Rating: ★★★★★ (5/5)
Years after making herself a household name, Evelyn Hugo is ready, to tell the truth about her rise to fame and what she’s done, and lost, to get there. But she’s shaking the journalism community by plucking unknown Monique Grant to write her story. But Monique is listening as Evelyn begins her tale in the cutthroat world that was Old Hollywood and the stories of her seven husbands along the way.
I am starstruck, honestly. This book isn’t my usual go-to read, but after hearing everyone talking about this, I knew I couldn’t miss this out. And I’m glad I didn’t. Seven Husbands indeed one of the best books I’ve read this year. I wasn’t expecting much because I hadn’t heard much about this book apart from “read it now”. It was a compelling read about race, sexuality, misogyny and how you shouldn’t use your short time on earth being someone you’re not.

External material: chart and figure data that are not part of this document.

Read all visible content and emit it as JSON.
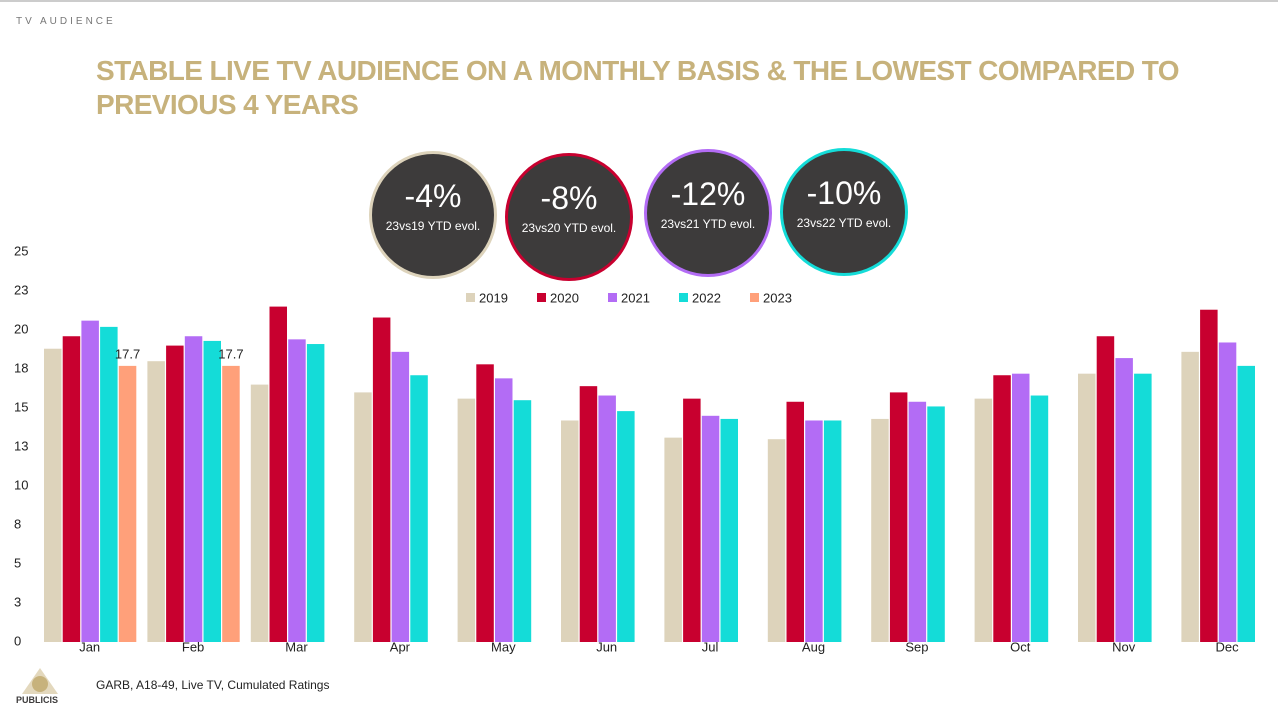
{
  "header": {
    "section": "TV AUDIENCE",
    "title": "STABLE LIVE TV AUDIENCE ON A MONTHLY BASIS & THE LOWEST COMPARED TO PREVIOUS 4 YEARS"
  },
  "badges": [
    {
      "value": "-4%",
      "caption": "23vs19 YTD evol.",
      "color": "#ddd3bb"
    },
    {
      "value": "-8%",
      "caption": "23vs20 YTD evol.",
      "color": "#c8002f"
    },
    {
      "value": "-12%",
      "caption": "23vs21 YTD evol.",
      "color": "#b36cf5"
    },
    {
      "value": "-10%",
      "caption": "23vs22 YTD evol.",
      "color": "#14dcd8"
    }
  ],
  "chart_data": {
    "type": "bar",
    "categories": [
      "Jan",
      "Feb",
      "Mar",
      "Apr",
      "May",
      "Jun",
      "Jul",
      "Aug",
      "Sep",
      "Oct",
      "Nov",
      "Dec"
    ],
    "series": [
      {
        "name": "2019",
        "color": "#ddd3bb",
        "values": [
          18.8,
          18.0,
          16.5,
          16.0,
          15.6,
          14.2,
          13.1,
          13.0,
          14.3,
          15.6,
          17.2,
          18.6
        ]
      },
      {
        "name": "2020",
        "color": "#c8002f",
        "values": [
          19.6,
          19.0,
          21.5,
          20.8,
          17.8,
          16.4,
          15.6,
          15.4,
          16.0,
          17.1,
          19.6,
          21.3
        ]
      },
      {
        "name": "2021",
        "color": "#b36cf5",
        "values": [
          20.6,
          19.6,
          19.4,
          18.6,
          16.9,
          15.8,
          14.5,
          14.2,
          15.4,
          17.2,
          18.2,
          19.2
        ]
      },
      {
        "name": "2022",
        "color": "#14dcd8",
        "values": [
          20.2,
          19.3,
          19.1,
          17.1,
          15.5,
          14.8,
          14.3,
          14.2,
          15.1,
          15.8,
          17.2,
          17.7
        ]
      },
      {
        "name": "2023",
        "color": "#ffa07a",
        "values": [
          17.7,
          17.7,
          null,
          null,
          null,
          null,
          null,
          null,
          null,
          null,
          null,
          null
        ],
        "data_labels": true
      }
    ],
    "ylim": [
      0,
      25
    ],
    "yticks": [
      0,
      {
        "value": 2.5,
        "label": "3"
      },
      5,
      {
        "value": 7.5,
        "label": "8"
      },
      10,
      {
        "value": 12.5,
        "label": "13"
      },
      15,
      {
        "value": 17.5,
        "label": "18"
      },
      20,
      {
        "value": 22.5,
        "label": "23"
      },
      25
    ],
    "legend": "top",
    "grid": false
  },
  "footer": {
    "source": "GARB, A18-49, Live TV, Cumulated Ratings",
    "logo": "PUBLICIS"
  }
}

Evelyn recalls her life to unknown journalist Monique Grant, starting from her roots: losing her mother and marrying a man (husband number one) to leave her the dead end city and into Hollywood to make her name with the stars. Evelyn is unapologetic and cunning. She learns to play the game and uses everything she can to prove herself. She’s her own saviour in a world that wants nothing more to do with her. I was so in love with her story. The story explores her Cuban heritage and bisexuality. And it is phenomenal. The writing and pacing are impeccable and had my heart racing with every page. This book really surprised me. Rarely do books steal my heart so quickly and within the first chapter.

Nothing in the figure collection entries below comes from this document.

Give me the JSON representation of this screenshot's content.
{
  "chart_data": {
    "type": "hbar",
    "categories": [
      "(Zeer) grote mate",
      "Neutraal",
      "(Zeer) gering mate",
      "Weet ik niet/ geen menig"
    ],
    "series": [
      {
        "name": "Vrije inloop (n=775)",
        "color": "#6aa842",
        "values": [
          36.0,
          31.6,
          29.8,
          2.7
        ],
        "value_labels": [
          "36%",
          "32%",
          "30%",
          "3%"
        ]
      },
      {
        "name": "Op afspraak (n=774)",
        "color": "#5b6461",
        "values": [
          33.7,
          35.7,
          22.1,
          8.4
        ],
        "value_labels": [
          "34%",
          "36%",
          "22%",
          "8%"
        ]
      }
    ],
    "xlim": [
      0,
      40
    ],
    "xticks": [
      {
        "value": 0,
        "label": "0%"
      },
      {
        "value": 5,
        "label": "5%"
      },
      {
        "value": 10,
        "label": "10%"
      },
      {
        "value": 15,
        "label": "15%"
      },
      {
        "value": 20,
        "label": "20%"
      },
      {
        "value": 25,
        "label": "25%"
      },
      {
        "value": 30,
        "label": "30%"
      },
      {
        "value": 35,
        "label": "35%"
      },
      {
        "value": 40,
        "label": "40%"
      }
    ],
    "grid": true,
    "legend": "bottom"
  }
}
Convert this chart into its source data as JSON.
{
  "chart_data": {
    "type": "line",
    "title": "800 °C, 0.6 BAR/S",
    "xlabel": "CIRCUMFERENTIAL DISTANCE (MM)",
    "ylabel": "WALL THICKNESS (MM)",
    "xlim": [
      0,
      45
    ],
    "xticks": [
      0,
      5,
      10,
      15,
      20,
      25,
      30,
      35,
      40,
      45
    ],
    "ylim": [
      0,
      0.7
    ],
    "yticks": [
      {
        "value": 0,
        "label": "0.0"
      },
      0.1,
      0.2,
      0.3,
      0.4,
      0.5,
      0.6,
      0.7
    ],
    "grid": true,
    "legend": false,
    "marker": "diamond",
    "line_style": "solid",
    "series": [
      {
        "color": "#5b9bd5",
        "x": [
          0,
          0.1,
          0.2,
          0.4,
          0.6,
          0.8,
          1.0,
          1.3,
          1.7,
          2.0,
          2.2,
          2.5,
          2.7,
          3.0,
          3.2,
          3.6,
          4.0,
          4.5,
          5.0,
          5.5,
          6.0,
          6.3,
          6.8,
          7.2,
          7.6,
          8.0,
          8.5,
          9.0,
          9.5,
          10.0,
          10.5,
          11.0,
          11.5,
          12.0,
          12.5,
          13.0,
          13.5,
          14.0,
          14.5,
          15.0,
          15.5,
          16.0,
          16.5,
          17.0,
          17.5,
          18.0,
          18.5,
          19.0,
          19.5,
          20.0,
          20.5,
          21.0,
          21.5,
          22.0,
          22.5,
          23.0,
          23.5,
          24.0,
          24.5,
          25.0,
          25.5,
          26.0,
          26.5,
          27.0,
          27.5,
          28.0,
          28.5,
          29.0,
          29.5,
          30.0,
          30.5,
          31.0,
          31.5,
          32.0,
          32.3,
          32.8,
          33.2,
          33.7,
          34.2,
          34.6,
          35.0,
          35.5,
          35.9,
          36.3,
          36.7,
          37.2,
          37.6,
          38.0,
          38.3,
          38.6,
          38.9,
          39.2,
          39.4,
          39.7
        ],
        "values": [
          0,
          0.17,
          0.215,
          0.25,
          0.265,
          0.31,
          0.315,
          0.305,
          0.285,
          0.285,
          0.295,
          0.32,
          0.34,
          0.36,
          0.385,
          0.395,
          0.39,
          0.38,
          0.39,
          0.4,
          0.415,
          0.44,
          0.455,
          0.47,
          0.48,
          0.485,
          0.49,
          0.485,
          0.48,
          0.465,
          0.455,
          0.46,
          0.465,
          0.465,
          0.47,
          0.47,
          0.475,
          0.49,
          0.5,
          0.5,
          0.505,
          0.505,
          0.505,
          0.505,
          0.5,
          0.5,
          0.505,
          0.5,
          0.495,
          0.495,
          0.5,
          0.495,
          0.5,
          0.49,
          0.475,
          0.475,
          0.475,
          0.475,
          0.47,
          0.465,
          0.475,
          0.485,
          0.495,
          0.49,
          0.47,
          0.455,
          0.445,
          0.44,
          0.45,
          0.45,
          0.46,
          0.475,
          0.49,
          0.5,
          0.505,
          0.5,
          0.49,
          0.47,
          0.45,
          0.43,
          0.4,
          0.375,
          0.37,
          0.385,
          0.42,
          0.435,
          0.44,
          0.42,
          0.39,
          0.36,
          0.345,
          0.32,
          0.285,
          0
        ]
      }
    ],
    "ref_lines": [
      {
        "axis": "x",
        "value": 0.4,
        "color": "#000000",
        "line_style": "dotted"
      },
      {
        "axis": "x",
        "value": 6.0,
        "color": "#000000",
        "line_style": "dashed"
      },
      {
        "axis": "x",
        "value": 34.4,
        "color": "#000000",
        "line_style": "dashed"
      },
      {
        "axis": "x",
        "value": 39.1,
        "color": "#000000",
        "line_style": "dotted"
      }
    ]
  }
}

Monique, in my opinion, was sorely underutilised. It’s not her fault that Evelyn’s story was so overpowering that it literally takes all your attention but a second read through is needed to appreciate her again. She’s an unknown journalist requested to write the biography of Hollywood’s greatest star. And she has no clue as to why she’s chosen. There are breaks between Evelyn’s chapters where we follow Monique as she processes what she learns from Evelyn and later we learn the bombshell in how she connects to the story.

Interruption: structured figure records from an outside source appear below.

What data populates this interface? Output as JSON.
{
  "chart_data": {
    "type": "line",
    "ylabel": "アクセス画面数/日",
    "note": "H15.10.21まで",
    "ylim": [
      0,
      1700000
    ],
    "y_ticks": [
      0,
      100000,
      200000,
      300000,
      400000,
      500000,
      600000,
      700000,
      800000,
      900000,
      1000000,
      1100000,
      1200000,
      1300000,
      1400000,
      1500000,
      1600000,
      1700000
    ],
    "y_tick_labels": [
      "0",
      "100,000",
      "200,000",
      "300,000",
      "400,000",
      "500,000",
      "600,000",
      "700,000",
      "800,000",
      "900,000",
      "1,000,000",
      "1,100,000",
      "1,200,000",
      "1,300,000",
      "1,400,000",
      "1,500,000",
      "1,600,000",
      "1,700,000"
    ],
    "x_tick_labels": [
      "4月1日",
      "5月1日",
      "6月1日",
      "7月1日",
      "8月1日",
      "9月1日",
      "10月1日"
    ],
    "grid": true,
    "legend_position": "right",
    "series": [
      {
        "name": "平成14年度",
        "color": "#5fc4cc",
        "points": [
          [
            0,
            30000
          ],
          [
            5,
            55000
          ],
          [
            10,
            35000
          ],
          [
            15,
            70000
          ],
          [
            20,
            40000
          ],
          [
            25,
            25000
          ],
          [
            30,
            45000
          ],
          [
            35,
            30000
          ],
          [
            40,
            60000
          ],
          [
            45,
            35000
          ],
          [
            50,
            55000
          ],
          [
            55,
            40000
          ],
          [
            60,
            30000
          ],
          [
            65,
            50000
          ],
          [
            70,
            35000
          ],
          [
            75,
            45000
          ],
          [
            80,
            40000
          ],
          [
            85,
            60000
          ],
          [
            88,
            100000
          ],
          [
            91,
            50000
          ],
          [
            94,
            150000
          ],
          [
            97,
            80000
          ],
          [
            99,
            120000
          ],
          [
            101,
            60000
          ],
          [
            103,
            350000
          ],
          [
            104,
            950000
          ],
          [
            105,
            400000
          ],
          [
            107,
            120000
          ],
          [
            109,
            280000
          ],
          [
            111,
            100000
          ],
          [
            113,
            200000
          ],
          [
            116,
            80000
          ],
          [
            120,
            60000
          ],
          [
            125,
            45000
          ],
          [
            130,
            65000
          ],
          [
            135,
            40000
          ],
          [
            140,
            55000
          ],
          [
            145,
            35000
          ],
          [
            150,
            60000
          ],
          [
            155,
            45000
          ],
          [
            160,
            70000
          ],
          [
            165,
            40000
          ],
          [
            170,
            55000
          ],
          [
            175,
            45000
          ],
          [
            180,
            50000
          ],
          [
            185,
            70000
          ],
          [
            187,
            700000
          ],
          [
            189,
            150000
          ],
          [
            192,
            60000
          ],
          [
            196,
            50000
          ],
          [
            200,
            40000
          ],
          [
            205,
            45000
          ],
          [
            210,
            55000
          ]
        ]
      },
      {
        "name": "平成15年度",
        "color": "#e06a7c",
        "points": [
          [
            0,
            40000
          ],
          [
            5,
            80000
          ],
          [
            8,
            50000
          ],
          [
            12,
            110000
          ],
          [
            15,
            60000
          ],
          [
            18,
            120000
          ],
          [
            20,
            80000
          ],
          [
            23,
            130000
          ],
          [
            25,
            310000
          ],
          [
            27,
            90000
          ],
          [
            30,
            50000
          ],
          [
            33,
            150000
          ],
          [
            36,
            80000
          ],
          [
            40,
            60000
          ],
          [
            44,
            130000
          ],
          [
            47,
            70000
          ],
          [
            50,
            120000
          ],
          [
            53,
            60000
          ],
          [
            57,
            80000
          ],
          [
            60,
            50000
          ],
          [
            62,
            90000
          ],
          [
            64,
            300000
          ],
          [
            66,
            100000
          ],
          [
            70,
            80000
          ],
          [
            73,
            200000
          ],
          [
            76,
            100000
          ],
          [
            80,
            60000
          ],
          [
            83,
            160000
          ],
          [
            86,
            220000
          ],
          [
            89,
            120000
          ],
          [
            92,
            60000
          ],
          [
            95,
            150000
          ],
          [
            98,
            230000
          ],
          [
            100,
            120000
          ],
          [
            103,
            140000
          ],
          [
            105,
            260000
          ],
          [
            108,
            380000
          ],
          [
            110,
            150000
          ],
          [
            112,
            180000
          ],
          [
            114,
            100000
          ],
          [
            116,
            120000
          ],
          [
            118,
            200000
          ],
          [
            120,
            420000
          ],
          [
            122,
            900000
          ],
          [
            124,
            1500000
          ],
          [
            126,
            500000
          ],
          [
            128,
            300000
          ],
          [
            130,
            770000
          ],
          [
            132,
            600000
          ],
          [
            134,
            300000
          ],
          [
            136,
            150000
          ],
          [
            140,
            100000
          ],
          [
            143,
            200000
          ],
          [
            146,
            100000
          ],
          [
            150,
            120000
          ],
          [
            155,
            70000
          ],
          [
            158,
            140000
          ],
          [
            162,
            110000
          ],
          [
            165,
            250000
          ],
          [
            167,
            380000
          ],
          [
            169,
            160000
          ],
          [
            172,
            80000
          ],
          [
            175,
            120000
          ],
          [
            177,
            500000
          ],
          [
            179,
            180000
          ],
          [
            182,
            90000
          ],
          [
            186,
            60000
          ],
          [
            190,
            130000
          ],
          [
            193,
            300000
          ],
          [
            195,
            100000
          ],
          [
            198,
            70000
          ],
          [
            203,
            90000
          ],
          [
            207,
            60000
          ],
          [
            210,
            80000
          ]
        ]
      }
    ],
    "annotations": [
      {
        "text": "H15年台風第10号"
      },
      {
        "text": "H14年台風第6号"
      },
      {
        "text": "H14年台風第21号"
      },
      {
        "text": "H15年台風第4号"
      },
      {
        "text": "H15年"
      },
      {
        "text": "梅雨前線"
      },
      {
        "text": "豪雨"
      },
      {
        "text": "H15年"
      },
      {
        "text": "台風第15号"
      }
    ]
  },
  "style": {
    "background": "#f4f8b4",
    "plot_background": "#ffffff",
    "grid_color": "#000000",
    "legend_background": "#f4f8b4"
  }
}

Overall, this was an incredibly well-written story and an utterly brilliant novel. Honestly, if you’re in need of a new read, make sure to pick this one up.
Content warning: the death of a loved one, mentions of suicide and miscarriage, unhealthy eating, abortion, domestic abuse, cheating, homophobia, biphobia, alcoholism. (If you’ve read this book and felt like I’ve missed something out, please, inform me.)